More thoughts after the short list of relevant information I wanted you to have.

  • Again, it must be stressed, this is not an Internet Archive Project. Engineers and admins at Internet Archive work all day to make the site resilient. This is 100% separate.
  • We have 47 people/clients helping at the moment. We’re ready to take on many, many more.
  • Here is a page showing the current status of the project. You can see how we add more data, and how we have people worldwide contributing.
  • As the project absorbs and verifies the 3 additional copies of the collections, additional collections are being added. So the more people, the better.
  • If you’re packing a few hundred gigabytes of disk space (or more!) connected to the Internet, and are mounting it using a Unix/Linux variant, read up here.
  • The disk space you contribute need not be permanent – if you need it back, you can delete data in stages and the system will deal with it. We just want to use space you weren’t using anyway.

Again, the startup document for getting git-annex going on your system is located here.

Some thoughts.

First, the resistance and anger from some quarters when I brought this up was unexpected, although looking back, I guess it was inevitable. The idea that it might be done “wrong” in some way, that some attempt to back up the data in an errored approach would be worse than remaining at the status quo, seems to be endemic. Regardless, I strongly believe you need something done to be able to improve it, so we’re pushing on.

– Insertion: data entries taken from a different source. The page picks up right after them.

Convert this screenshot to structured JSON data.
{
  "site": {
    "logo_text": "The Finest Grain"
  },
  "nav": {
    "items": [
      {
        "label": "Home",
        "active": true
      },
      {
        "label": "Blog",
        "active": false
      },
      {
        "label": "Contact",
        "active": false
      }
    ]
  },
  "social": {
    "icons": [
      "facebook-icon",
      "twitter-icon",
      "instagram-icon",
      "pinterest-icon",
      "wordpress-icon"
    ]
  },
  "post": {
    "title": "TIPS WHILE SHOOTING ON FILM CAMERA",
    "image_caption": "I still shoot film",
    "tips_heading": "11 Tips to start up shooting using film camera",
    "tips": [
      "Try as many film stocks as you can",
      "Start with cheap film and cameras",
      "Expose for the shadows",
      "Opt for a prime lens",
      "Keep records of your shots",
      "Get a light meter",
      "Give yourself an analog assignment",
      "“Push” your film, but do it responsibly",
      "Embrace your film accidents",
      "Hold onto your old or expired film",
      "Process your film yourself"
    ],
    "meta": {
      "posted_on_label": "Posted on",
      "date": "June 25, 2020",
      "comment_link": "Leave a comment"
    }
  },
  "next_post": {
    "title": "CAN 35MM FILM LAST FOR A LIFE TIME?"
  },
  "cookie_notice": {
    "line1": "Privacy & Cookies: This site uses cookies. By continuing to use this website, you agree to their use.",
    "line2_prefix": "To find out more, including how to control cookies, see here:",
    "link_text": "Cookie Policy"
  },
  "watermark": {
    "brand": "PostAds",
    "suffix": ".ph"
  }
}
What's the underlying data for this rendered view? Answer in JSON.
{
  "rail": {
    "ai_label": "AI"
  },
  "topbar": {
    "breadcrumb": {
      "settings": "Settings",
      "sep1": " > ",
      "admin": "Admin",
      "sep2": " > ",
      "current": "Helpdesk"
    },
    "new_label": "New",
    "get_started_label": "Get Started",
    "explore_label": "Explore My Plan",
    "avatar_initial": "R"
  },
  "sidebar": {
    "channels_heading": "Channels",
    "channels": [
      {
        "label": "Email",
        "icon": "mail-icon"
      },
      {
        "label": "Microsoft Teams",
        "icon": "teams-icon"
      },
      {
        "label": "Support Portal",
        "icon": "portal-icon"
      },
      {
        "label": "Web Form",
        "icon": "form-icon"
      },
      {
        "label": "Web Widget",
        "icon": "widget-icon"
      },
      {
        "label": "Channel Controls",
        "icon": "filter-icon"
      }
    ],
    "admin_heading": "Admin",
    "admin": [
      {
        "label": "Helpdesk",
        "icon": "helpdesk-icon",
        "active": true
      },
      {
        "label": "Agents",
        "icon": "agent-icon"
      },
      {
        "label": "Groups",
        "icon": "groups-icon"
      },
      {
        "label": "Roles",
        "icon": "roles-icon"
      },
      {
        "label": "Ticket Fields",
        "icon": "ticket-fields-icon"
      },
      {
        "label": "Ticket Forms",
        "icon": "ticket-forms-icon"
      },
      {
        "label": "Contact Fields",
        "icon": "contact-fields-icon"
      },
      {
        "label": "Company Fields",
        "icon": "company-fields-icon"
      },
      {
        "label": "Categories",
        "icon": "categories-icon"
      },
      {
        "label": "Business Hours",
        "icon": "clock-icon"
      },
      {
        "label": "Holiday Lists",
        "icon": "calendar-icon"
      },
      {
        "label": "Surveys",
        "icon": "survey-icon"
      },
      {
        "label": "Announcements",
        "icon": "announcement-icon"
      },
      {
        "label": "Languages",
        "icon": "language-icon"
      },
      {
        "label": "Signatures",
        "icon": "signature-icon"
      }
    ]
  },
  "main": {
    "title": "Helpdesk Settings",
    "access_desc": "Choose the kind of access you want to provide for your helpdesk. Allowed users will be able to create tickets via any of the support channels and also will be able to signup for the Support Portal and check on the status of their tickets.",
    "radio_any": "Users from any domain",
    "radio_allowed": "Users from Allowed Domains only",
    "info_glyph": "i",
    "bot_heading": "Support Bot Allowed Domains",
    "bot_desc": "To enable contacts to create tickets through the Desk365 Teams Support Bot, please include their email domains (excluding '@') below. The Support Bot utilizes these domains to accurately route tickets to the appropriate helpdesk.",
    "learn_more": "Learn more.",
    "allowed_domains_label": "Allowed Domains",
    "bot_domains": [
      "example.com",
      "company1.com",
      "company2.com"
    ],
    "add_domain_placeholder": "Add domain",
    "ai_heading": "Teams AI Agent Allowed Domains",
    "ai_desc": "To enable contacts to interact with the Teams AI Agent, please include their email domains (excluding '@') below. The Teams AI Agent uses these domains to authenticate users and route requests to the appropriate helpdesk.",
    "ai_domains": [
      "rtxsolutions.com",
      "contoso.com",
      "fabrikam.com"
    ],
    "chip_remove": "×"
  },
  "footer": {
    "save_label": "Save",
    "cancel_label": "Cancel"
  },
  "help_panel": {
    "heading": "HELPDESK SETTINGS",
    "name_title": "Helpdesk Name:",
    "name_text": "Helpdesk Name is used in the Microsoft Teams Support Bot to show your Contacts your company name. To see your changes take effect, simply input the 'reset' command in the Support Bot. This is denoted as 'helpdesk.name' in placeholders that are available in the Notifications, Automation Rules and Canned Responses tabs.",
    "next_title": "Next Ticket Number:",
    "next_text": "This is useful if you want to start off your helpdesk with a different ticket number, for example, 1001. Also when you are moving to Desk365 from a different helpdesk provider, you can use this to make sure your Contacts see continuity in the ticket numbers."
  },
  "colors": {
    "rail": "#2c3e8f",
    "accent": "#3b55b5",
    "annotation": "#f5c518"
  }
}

Next, the way to back up the Internet Archive is not to back up the entire Internet Archive – it’s to move forward, incrementally, playing the game of “what is in here that’s almost nowhere else and the world would be rather poor for it being going”. In that way, we go for more of the “historical usenet” and “old time radio recordings” than, say, a random 1990s dance music collection. That said, as things go on, and if this experiment is successful, the dance music will get gathered up as well.

Finally, what I like about this experiment is the amount of learning that goes into it. I like being on the ground, asking the questions that need to be asked – how big exactly is the whole thing? What sort of problems occur when you’re tracking petabytes of data to back up? How how disk space is floating out there, unused, looking for a purpose, even if only temporary? What constitutes vital digital heritage? Finding out answers to those questions, getting the answers down, talking about what the whole thing means – that’s where learning comes from.

IA.BAK – it’s the best thing you could be doing with unused disk space.

 


Categorised as: Archive Team | Internet Archive

Comments are disabled on this post


2 Comments

  1. ern2150 says:

    So that’s how the Dalek “downloaded the Internet.”

  2. Marc C says:

    Jason, if this continues to be successful, there is science we can use (mostly from the DB world) to calculate the probability of losing all copies of a random chunk. Then, with more information about the systems on which the chunks are being stored, we should be able to calculate the probability of losing all copies of a *specific* chunk and plan appropriately for the most important and/or vulnerable ones.